Consider the costs. In rare cases, you may be able to get partial reimbursement for your treatment if it is a medically necessary service unavailable in your province or elsewhere in Canada. Note that your provincial ministry of health will need to agree to cover the treatment beforehand. If this is the case, you will likely have to pay up front and then seek repayment after your treatment. You should work with provincial authorities (you can likely do so through your specialist) at home prior to leaving the country to determine if your situation qualifies and how much will be reimbursed. Each medical concern is evaluated on a case-by-case basis, so contact your ministry or department of health to learn more (see Ontario’s Out of Country Services or Manitoba’s Out-of-Province Medical Referrals for examples).

Some overseas medical companies offer financing programs. Read all contracts carefully before signing and, if in doubt, consult a lawyer to review the terms of the contract.

 

Research, research, and research some more! Not sure where to start? Find the answer to the following questions before you make a final decision:

  • Who will be providing treatment? What are their credentials? Find out as much as you can about the doctor who will be performing the surgery.
  • How is the medical procedure performed? Have your doctor review the details too.
  • What is the facility itself like? Consider facilities where this procedure is frequently performed, and strongly consider only those with official, documented clinical effectiveness, such as published materials that your Canadian physician can review.

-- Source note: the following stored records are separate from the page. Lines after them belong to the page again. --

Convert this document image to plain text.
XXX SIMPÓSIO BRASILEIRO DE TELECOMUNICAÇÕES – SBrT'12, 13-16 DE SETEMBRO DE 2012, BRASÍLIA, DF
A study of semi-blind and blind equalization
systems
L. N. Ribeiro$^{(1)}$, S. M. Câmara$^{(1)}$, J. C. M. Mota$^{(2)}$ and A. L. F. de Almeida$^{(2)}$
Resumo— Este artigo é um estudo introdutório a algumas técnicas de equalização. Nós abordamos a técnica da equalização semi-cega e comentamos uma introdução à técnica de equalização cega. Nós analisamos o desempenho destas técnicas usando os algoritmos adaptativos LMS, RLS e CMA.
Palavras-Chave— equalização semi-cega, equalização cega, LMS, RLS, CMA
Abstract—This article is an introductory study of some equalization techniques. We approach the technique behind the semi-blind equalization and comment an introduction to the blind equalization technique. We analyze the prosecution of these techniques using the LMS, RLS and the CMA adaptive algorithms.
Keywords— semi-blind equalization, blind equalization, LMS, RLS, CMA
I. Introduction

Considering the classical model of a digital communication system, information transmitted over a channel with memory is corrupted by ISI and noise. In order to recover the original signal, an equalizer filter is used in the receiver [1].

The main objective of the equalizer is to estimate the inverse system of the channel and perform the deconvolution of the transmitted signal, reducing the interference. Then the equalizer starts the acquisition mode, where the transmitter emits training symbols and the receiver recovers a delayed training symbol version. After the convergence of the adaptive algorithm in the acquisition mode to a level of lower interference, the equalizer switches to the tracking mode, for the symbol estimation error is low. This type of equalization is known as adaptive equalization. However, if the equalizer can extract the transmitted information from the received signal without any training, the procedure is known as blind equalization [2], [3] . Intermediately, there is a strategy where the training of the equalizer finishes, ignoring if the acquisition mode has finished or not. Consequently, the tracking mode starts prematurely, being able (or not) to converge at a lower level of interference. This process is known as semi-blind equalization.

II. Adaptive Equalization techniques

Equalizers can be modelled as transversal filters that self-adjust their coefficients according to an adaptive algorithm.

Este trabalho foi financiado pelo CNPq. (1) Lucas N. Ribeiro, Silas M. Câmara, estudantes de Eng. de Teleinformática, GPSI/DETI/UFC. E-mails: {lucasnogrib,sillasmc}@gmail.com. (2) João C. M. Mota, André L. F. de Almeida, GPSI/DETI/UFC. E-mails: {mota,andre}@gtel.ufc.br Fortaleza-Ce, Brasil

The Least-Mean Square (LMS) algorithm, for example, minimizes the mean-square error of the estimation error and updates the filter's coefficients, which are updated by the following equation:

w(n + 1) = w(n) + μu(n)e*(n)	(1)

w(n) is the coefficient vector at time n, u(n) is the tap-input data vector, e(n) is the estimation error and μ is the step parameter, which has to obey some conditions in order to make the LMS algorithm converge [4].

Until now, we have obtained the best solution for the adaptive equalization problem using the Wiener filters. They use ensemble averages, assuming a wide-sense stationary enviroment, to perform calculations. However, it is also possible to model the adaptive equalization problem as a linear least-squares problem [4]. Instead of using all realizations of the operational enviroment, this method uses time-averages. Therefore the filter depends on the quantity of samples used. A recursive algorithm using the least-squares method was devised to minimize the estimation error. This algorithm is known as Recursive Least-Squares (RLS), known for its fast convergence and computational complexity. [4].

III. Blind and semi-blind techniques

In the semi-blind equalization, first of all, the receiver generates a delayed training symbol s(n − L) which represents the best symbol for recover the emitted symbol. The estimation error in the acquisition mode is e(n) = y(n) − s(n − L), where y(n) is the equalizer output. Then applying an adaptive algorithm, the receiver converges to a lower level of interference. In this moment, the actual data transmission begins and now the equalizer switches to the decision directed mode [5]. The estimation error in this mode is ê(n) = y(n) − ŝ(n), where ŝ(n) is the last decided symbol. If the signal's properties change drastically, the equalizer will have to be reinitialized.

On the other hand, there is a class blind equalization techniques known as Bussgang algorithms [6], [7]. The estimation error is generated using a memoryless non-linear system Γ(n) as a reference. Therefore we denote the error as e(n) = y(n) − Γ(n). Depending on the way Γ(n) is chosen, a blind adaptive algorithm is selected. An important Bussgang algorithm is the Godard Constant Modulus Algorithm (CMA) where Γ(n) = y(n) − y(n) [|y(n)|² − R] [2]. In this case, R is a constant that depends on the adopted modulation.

It may be helpful to look for credible foreign facilities with existing international patient programs.
  • How will your care be documented? Find out what information will be included, and if it will be sent to your Canadian physician securely and in a timely manner.
  • What type of facility will you be staying at for your follow-up care?
  • What is the risk of complication? How and by whom will complications be handled?
  • What are the timeframes for treatment and follow-up care? Find out when it is safe for travel (flying is not advised after certain treatments).
  • What is the country itself like? Is it safe? What will you need before travelling? Are there any medical reasons why you should not travel? Will you need a medical visa, vaccinations, or any other preparation?

The more you know, the better you can assess whether medical tourism is the right option for you. Enlist the help of your care team; your Canadian health care providers can be your allies throughout the process. Above all, make sure that your decision to undergo surgery abroad is an informed one—and the right one for you.